Mt Lebanon Magazine

710 Washington Rd
Pittsburgh, PA 15228

Mt Lebanon Magazine

The official magazine of Mt. Lebanon, Pennsylvania

Slow pitch softball thriving in Lebo 

softball game in 80s
My mid 80s rec team after a win on “Wildcat” Field (now Dixon Field)

Chewing Double Bubble in pigtails and tube socks. Choking up on one of three shared bats. Moms and dads cheering from the bleachers. Holding up that shiny new trophy on a 90-degree day. Drinking red pop and playing pinball at the Pub & Pizza after games. For those who grew up in Mt. Lebanon, this was girls’ softball in the late 1970s.

Decades later, slow pitch softball is not just still here in Mt. Lebanon, but it’s more popular than ever, thanks to the work of who some may call the First Family of Lebo Softball, aka, the Orelli Family of Sunset Hills.

man and three girls
Leo with daughters Logan, Lexi, and Hayden in 2018

The Orellis’ softball journey began in 2015 when their daughter, Lexi, and five of her teammates developed a love for the game and wanted to play at a more competitive level than what traditional rec league offered. That prompted her dad, Coach Leo, to discover the Western Pennsylvania Interscholastic Softball League (WPISL), a regional fall-based travel league for athletes in high school and junior high. Within 30 days, Leo Orelli became the co-founder and president of the newly named Lebo Softball Club (LSC) and recruited enough girls to field two WPISL teams: one junior varsity and one middle school team. Little did they know this was just the beginning.

The very next fall, Leo created and organized what would become the annual Opening Pitch Tournament, hosted in Mt. Lebanon for the WPISL teams. To bridge the gap between the spring rec league and the fall WPISL season, he created a summer tournament team that made it to the World Series of Softball in Dayton, Ohio, in 2019, making it to the final four.

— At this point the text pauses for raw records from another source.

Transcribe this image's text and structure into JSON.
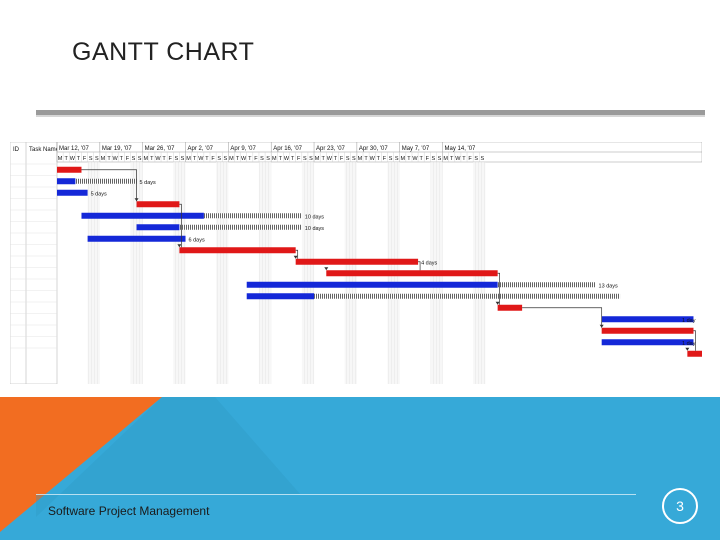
{
  "slide": {
    "title": "GANTT CHART",
    "footer": "Software Project Management",
    "page_number": "3"
  },
  "colors": {
    "task_bar": "#e01818",
    "baseline_bar": "#1428d8",
    "footer_orange": "#f26d21",
    "footer_blue": "#36a9d8",
    "title_rule": "#9a9a9a"
  },
  "chart_data": {
    "type": "gantt",
    "columns": [
      "ID",
      "Task Name"
    ],
    "timescale_weeks": [
      "Mar 12, '07",
      "Mar 19, '07",
      "Mar 26, '07",
      "Apr 2, '07",
      "Apr 9, '07",
      "Apr 16, '07",
      "Apr 23, '07",
      "Apr 30, '07",
      "May 7, '07",
      "May 14, '07"
    ],
    "day_letters": [
      "M",
      "T",
      "W",
      "T",
      "F",
      "S",
      "S"
    ],
    "tasks": [
      {
        "start": 0,
        "duration": 4,
        "kind": "task"
      },
      {
        "start": 0,
        "duration": 3,
        "kind": "baseline",
        "slack_to": 13,
        "label": "5 days"
      },
      {
        "start": 0,
        "duration": 5,
        "kind": "baseline",
        "label": "5 days"
      },
      {
        "start": 13,
        "duration": 7,
        "kind": "task"
      },
      {
        "start": 4,
        "duration": 20,
        "kind": "baseline",
        "slack_to": 40,
        "label": "10 days"
      },
      {
        "start": 13,
        "duration": 7,
        "kind": "baseline",
        "slack_to": 40,
        "label": "10 days"
      },
      {
        "start": 5,
        "duration": 16,
        "kind": "baseline",
        "label": "6 days"
      },
      {
        "start": 20,
        "duration": 19,
        "kind": "task"
      },
      {
        "start": 39,
        "duration": 20,
        "kind": "task",
        "label": "4 days"
      },
      {
        "start": 44,
        "duration": 28,
        "kind": "task"
      },
      {
        "start": 31,
        "duration": 41,
        "kind": "baseline",
        "slack_to": 88,
        "label": "13 days"
      },
      {
        "start": 31,
        "duration": 11,
        "kind": "baseline",
        "slack_to": 92
      },
      {
        "start": 72,
        "duration": 4,
        "kind": "task"
      },
      {
        "start": 89,
        "duration": 15,
        "kind": "baseline",
        "slack_to": 103,
        "label": "1 day"
      },
      {
        "start": 89,
        "duration": 15,
        "kind": "task"
      },
      {
        "start": 89,
        "duration": 15,
        "kind": "baseline",
        "label": "1 day"
      },
      {
        "start": 103,
        "duration": 3,
        "kind": "task"
      }
    ]
  }
}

As interest in slow pitch softball took off, Leo thought it was important for the players be recognized in the community. He completed all the necessary steps to make slow pitch softball an official district-sponsored sport. Now, LSC teams are included in the high school yearbook and varsity players can earn a letter. He also helped Mt. Lebanon become home to the annual WPISL Varsity Playoffs.

softball skills camp
Coach Leo helps teach the fundamentals at the LSC Skills Clinic

It’s not surprising that when Leo saw an opportunity to help promote softball outside of our community, he ran with it. In 2020, he was elected as the WPISL president, a position he still holds today. As president, he launched a developmental program, gradually expanding WPISL to elementary aged players. And this fall, for the first time ever, the WPISL will be open to all players from grades 1 to 12. To support these younger players, LSC hosts a spring clinic at the Green Tree SportsPlex, where coaches and experienced players teach skills such as batting, fielding and sliding. Last year, he also organized WPISL Developmental Day where sixth-graders played a game on the field at PNC Park!

Under Leo’s leadership, WPISL has grown from 17 districts with 43 teams, to 25 districts with 61 teams and counting. Today, more than 600 softball players are making their own special memories out there on the field, including his youngest daughter, Hayden. When asked why he does it, Leo humbly stated, “It’s about so much more than softball. It’s about life lessons … learning how to win with grace and lose with grace. It’s about being a good teammate. It’s about being a part of something bigger than yourself.”

Leo has done so much more than grow a sport; he’s created a culture. A culture where blue LSC hoodies fill school playgrounds. A culture that invites girls to “the turf” on Friday nights, even when they’re not playing. A culture where snaps and selfies are sent, friendships are formed, and confidence is built. What’s so unique about girls’ slow pitch is that no one is going to college for it; scholarships aren’t riding on it. These girls are playing the sport simply because—well, because like Lexi Orelli, they just love the game.

“We have so many dedicated board members, volunteers, coaches, and players, who have all come together to make our club what it is today. LSC really has become a family, and none of this is possible without each and every one of them,” Leo added.

For more information about LSC, please go to lebosc.org. In the meantime, all residents are invited to catch a home game in person this fall. And after the game Leo, alongside his wife Michelle, daughters, and several other softball families, may just be hanging out, laughing, talking about softball over a drink and a slice of pizza at where else but Caliente—the very place many once knew as the Pub & Pizza.

teenage girls eating pizza
LSC teammates celebrate after a game at Caliente

Comments

  1. Author’s gravatar

    Love this article! From the 1970’s to today, the girls who played ball will still remember their experiences and the coaches who taught and guided them. Thanks go to every one of them, and a very special thanks to Leo, who literally took the ball and ran with it!